アダルトコンテンツが含まれます。
18歳以上ですか?
- 文字サイズ:
- 行間:
- 背景色:
-
難題
-
慌ただしく日々はすぎていく。
バイト、ギター、大輝、バンド、バンド、ギター、大輝、バンド のリピート。気がつけば季節は蒸し暑くなっていた。もう6月だなんてはやいな、庄司くんの21歳の誕生日を、この間祝ったばかりなのに。
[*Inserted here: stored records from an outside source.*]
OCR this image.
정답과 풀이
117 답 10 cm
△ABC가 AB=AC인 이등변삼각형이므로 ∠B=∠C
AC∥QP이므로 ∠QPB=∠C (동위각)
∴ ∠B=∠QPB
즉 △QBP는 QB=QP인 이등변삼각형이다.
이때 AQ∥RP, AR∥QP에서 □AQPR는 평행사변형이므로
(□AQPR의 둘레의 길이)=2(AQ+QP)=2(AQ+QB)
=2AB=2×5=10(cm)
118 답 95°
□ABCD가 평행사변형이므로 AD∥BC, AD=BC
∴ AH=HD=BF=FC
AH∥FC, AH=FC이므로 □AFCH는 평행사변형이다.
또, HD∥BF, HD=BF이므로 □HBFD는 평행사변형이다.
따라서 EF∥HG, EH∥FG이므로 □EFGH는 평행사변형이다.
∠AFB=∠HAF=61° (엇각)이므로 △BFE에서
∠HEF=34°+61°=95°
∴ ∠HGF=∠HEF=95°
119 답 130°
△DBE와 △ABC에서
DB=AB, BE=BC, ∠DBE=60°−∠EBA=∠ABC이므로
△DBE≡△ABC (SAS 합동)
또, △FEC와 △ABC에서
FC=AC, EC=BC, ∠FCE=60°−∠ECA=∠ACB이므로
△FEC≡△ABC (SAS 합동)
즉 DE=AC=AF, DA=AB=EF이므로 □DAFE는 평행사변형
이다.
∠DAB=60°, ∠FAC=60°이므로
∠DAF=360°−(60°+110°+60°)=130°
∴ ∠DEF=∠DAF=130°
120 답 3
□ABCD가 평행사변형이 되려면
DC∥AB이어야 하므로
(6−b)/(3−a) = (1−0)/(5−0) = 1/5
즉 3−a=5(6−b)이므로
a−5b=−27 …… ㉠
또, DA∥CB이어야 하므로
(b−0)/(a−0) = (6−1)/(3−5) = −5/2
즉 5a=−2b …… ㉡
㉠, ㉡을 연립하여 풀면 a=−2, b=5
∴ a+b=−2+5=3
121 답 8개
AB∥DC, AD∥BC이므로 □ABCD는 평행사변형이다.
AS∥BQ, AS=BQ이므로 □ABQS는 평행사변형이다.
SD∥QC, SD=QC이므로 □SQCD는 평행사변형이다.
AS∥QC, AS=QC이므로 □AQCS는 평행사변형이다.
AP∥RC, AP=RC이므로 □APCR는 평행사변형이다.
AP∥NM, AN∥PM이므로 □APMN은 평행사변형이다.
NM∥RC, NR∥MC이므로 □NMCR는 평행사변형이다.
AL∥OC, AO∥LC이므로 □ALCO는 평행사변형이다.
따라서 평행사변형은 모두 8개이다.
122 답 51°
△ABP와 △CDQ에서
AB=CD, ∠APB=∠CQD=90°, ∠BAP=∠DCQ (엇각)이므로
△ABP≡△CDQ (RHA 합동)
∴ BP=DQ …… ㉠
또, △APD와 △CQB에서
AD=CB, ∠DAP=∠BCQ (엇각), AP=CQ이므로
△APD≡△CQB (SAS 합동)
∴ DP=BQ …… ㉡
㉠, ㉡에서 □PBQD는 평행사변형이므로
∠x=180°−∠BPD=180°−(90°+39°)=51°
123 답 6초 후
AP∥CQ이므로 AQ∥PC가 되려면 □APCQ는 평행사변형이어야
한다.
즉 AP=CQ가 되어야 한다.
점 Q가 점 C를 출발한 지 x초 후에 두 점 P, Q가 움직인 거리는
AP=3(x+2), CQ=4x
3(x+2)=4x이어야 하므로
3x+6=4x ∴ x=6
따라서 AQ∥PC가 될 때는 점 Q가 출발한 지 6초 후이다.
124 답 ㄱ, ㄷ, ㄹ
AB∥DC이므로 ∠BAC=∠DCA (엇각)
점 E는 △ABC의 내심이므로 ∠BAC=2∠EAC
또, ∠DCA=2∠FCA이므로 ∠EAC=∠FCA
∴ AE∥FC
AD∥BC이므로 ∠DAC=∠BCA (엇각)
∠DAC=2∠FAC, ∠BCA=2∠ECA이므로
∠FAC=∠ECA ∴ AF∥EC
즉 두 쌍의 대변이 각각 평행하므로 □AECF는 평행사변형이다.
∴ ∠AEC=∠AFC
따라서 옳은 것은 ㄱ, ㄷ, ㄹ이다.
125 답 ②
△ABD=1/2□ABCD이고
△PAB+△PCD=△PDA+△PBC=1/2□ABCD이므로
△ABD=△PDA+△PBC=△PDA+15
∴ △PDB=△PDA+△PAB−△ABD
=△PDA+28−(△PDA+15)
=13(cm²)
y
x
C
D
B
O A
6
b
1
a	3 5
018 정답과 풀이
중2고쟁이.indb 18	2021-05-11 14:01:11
そうか、庄司くんはもう21歳なんだな、と。あの人俺たちよりずっと大人なんだな、と、思う。俺は次の七夕で19になる。俺たちと出会ったばかりの頃の庄司くんの歳だ。…俺がまだ17の頃、19の庄司くんがすごく大人にみえていたけど、実際自分が19になろうという今…あの日の庄司くんほどしっかりしてるとは思えない。やっぱりあの人はちゃらぽらんにみえて、一番のリアリストだ。
指の腹が硬くなって、どれだけ弦を触ってももう痛く感じなくなった。ギターを初めたての頃は水ぶくれになって、血豆になったのに。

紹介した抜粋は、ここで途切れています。